Lets convert some of that into usable units i.e. seconds. @ 605,000 seconds (week)/3000 (optempo total) sorties=  cat-shot every 201 seconds all around the clock.
 
Let me see, that is one catapult shot every 3 minutes and 21 seconds in lay English. Since we assume a maximum of 34 fixed wing ( Source. ) and a standard USN level of deck performance that whole group can get aloft in about  1200 seconds actual, and then fly to the target 3600 seconds and return at 1800 seconds actual, then rearm 1800 seconds and then sortie again., so the sortie cycle is actually about  2.3 hours for a maximum alpha  at optimum range. 
 
So in theory, the CdG could launch 340 sorties a day (10 complete cycles)........x 7=2380. 
 
Nope.
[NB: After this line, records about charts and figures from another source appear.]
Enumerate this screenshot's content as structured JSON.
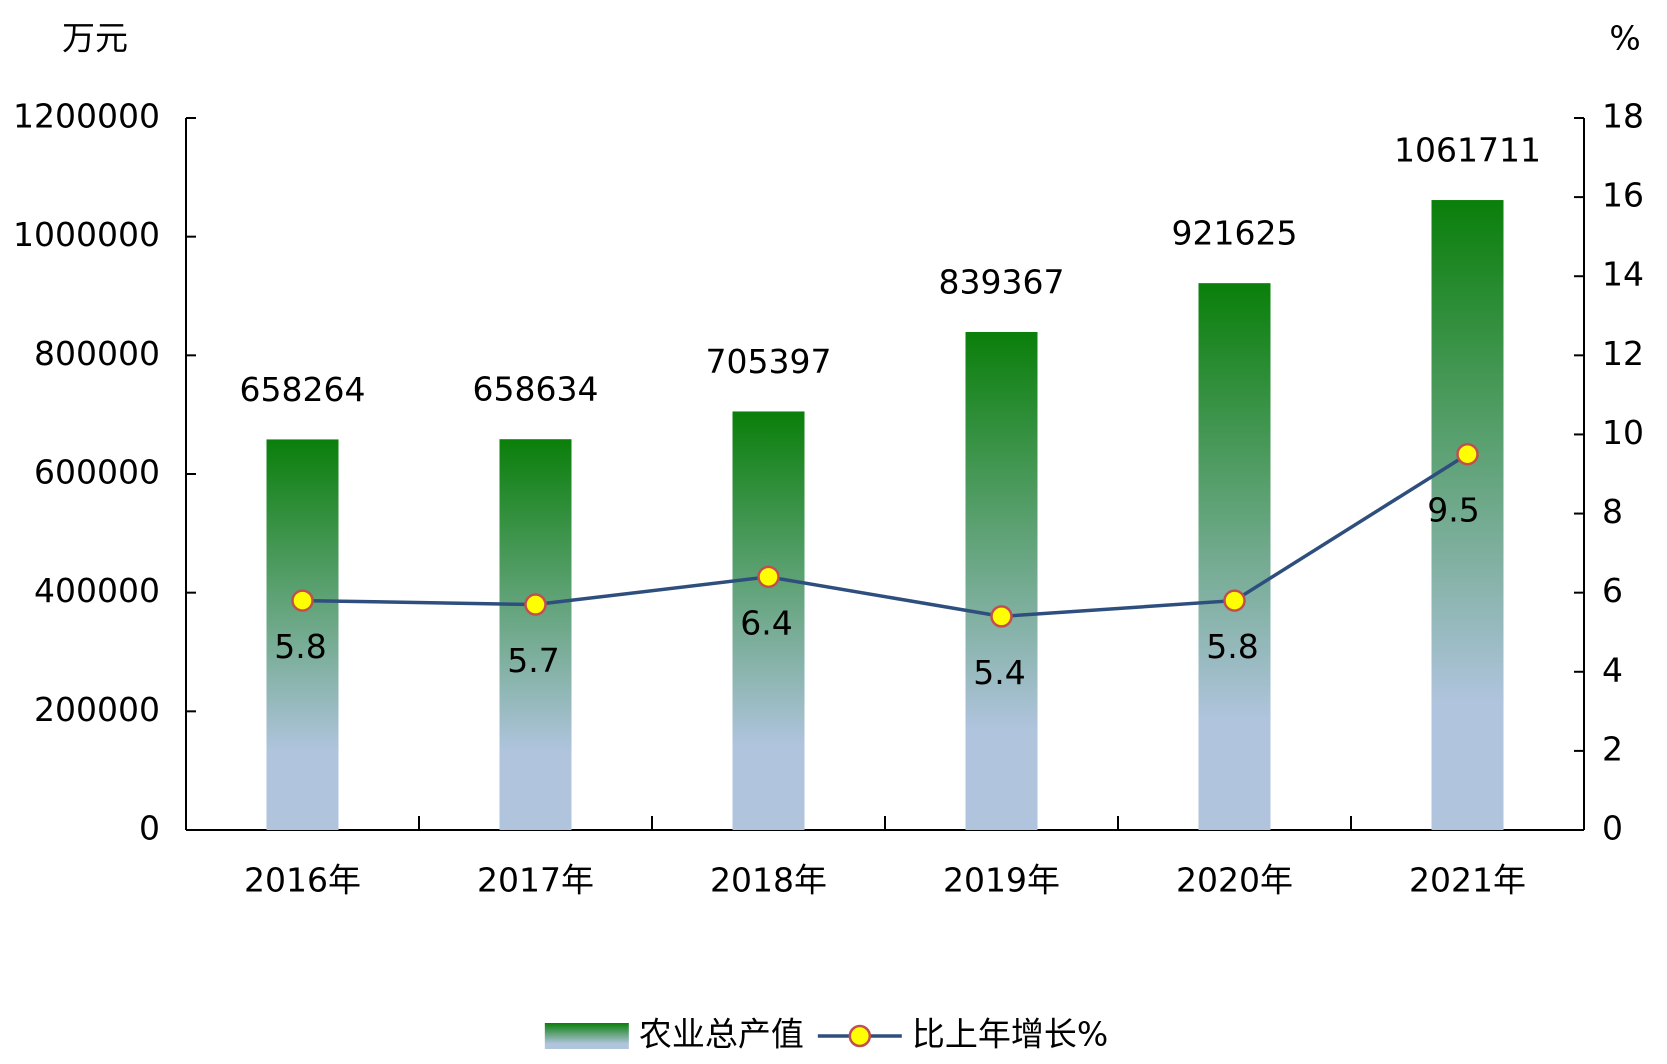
{
  "chart_data": {
    "type": "bar",
    "y_label": "万元",
    "y2_label": "%",
    "categories": [
      "2016年",
      "2017年",
      "2018年",
      "2019年",
      "2020年",
      "2021年"
    ],
    "series": [
      {
        "name": "农业总产值",
        "type": "bar",
        "color": "#0a7f0a",
        "color_bottom": "#b0c4de",
        "values": [
          658264,
          658634,
          705397,
          839367,
          921625,
          1061711
        ]
      },
      {
        "name": "比上年增长%",
        "type": "line",
        "axis": "y2",
        "color": "#2e4f7e",
        "marker_color": "#ffff00",
        "marker_edge": "#c0504d",
        "values": [
          5.8,
          5.7,
          6.4,
          5.4,
          5.8,
          9.5
        ]
      }
    ],
    "ylim": [
      0,
      1200000
    ],
    "yticks": [
      0,
      200000,
      400000,
      600000,
      800000,
      1000000,
      1200000
    ],
    "y2lim": [
      0,
      18
    ],
    "y2ticks": [
      0,
      2,
      4,
      6,
      8,
      10,
      12,
      14,
      16,
      18
    ],
    "legend": "bottom"
  }
}
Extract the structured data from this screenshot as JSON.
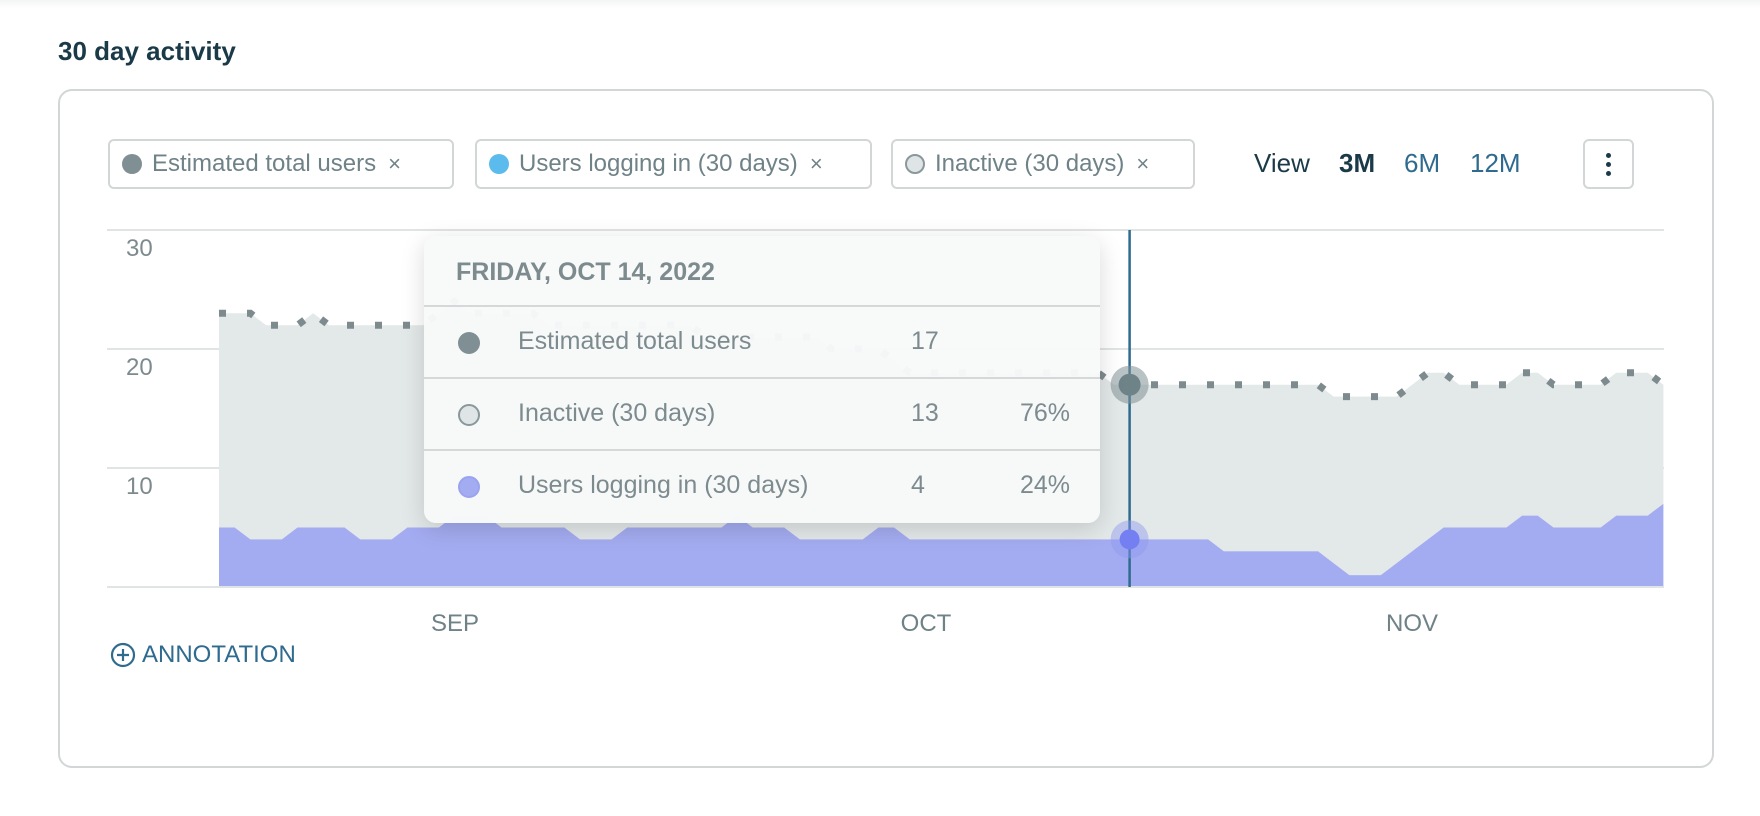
{
  "title": "30 day activity",
  "legend_chips": [
    {
      "label": "Estimated total users",
      "color": "#7f8f93",
      "close": "×"
    },
    {
      "label": "Users logging in (30 days)",
      "color": "#5bbbec",
      "close": "×"
    },
    {
      "label": "Inactive (30 days)",
      "color": "#dfe5e6",
      "close": "×"
    }
  ],
  "view": {
    "label": "View",
    "options": [
      "3M",
      "6M",
      "12M"
    ],
    "selected": "3M"
  },
  "more_icon": "vertical-ellipsis-icon",
  "annotation": {
    "icon": "plus-circle-icon",
    "label": "ANNOTATION"
  },
  "tooltip": {
    "date": "FRIDAY, OCT 14, 2022",
    "rows": [
      {
        "label": "Estimated total users",
        "value": "17",
        "percent": ""
      },
      {
        "label": "Inactive (30 days)",
        "value": "13",
        "percent": "76%"
      },
      {
        "label": "Users logging in (30 days)",
        "value": "4",
        "percent": "24%"
      }
    ]
  },
  "chart_data": {
    "type": "area",
    "x_start": "2022-08-17",
    "x_end": "2022-11-17",
    "x_step": "1 day",
    "x_tick_labels": [
      "SEP",
      "OCT",
      "NOV"
    ],
    "x_tick_dates": [
      "2022-09-01",
      "2022-10-01",
      "2022-11-01"
    ],
    "y_tick_labels": [
      "10",
      "20",
      "30"
    ],
    "ylim": [
      0,
      30
    ],
    "grid": true,
    "hover_date": "2022-10-14",
    "colors": {
      "total_line": "#7d8b8f",
      "inactive_area": "#e3e8e8",
      "logging_area": "#a4acf1",
      "hover_line": "#2e6b8e"
    },
    "series": [
      {
        "name": "Estimated total users",
        "style": "dotted-line",
        "values": [
          23,
          23,
          23,
          22,
          22,
          22,
          23,
          22,
          22,
          22,
          22,
          22,
          22,
          22,
          23,
          24,
          23,
          23,
          23,
          23,
          23,
          22,
          22,
          22,
          22,
          22,
          22,
          22,
          22,
          22,
          22,
          21,
          21,
          21,
          21,
          21,
          21,
          21,
          21,
          20,
          20,
          20,
          20,
          19,
          18,
          18,
          18,
          18,
          18,
          18,
          18,
          18,
          18,
          18,
          18,
          18,
          18,
          17,
          17,
          17,
          17,
          17,
          17,
          17,
          17,
          17,
          17,
          17,
          17,
          17,
          17,
          16,
          16,
          16,
          16,
          16,
          17,
          18,
          18,
          17,
          17,
          17,
          17,
          18,
          18,
          17,
          17,
          17,
          17,
          18,
          18,
          18,
          17
        ]
      },
      {
        "name": "Users logging in (30 days)",
        "style": "area",
        "values": [
          5,
          5,
          4,
          4,
          4,
          5,
          5,
          5,
          5,
          4,
          4,
          4,
          5,
          5,
          5,
          6,
          6,
          6,
          5,
          5,
          5,
          5,
          5,
          4,
          4,
          4,
          5,
          5,
          5,
          5,
          5,
          5,
          5,
          6,
          5,
          5,
          5,
          4,
          4,
          4,
          4,
          4,
          5,
          5,
          4,
          4,
          4,
          4,
          4,
          4,
          4,
          4,
          4,
          4,
          4,
          4,
          4,
          4,
          4,
          4,
          4,
          4,
          4,
          4,
          3,
          3,
          3,
          3,
          3,
          3,
          3,
          2,
          1,
          1,
          1,
          2,
          3,
          4,
          5,
          5,
          5,
          5,
          5,
          6,
          6,
          5,
          5,
          5,
          5,
          6,
          6,
          6,
          7
        ]
      },
      {
        "name": "Inactive (30 days)",
        "style": "stacked-area",
        "values": [
          18,
          18,
          19,
          18,
          18,
          17,
          18,
          17,
          17,
          18,
          18,
          18,
          17,
          17,
          18,
          18,
          17,
          17,
          18,
          18,
          18,
          17,
          17,
          18,
          18,
          18,
          17,
          17,
          17,
          17,
          17,
          16,
          16,
          15,
          16,
          16,
          16,
          17,
          17,
          16,
          16,
          16,
          15,
          14,
          14,
          14,
          14,
          14,
          14,
          14,
          14,
          14,
          14,
          14,
          14,
          14,
          14,
          13,
          13,
          13,
          13,
          13,
          13,
          13,
          14,
          14,
          14,
          14,
          14,
          14,
          14,
          14,
          15,
          15,
          15,
          14,
          14,
          14,
          13,
          12,
          12,
          12,
          12,
          12,
          12,
          12,
          12,
          12,
          12,
          12,
          12,
          12,
          10
        ]
      }
    ]
  }
}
No matter how hard I try, I cannot make 2380 be anything but less than 3000.
 
Lie one disposed. Lets try for that sustained tempo based on stores. An aircraft like the Etendard or the Sqyall will om average use about four tonnes of stores and load per sortie: so we have to have 9500 tonnes of fuel and ammunition aboard the Chuckles.
 
Only one problem.........
 
 
Munitions Storage

Specifications

Power Plant 2 Nuclear Power Plants;
Two propellers with 4 blades each, 80,000 ch (56,000 kW);
Electric power: 21,400 kW
Length, overall 262 meters
Flight Deck Width 65 meters
Total Height 75 meters
Displacement 35,500 tons
40,600 tons (full load)
Speed 27 knots
Aircraft 35-40
Aircraft Elevators 2
Catapults 2
Runway Floor Space 12,000 m²
Hangar Area Floor Space 4,600 m²
Crew Ship's Company: 1,950
Armament 2 Aster 15 missile systems (16 each)
2 Sadral systems (6 each)
8 Giat 20 F2
Combat Systems 2 Raccal-Decca
1 DRBJ 11 B
1 DRBV 26 D
1 DRBV 15 C
1 Arabel
1 Vampir DIBV 1 system
2 DIBC 2A (Vigy 105) systems

1 ARBR 21 radar detector
2 ARBB 33 jammers
4 Sagaie decoy-launchers
SLAT system
SAIGON system
SENIT 8 system
TACAN : VRBP-20A

Launch Rate 1 aircraft/30 seconds
550 tons
Fuel Storage 3,400 tons
Endurance 45 days
 
Whoops!
 
I think I caught me one big fat one this time.^1
 
^1 And you know this is about the third time I ran these numbers on this lie told by this poster?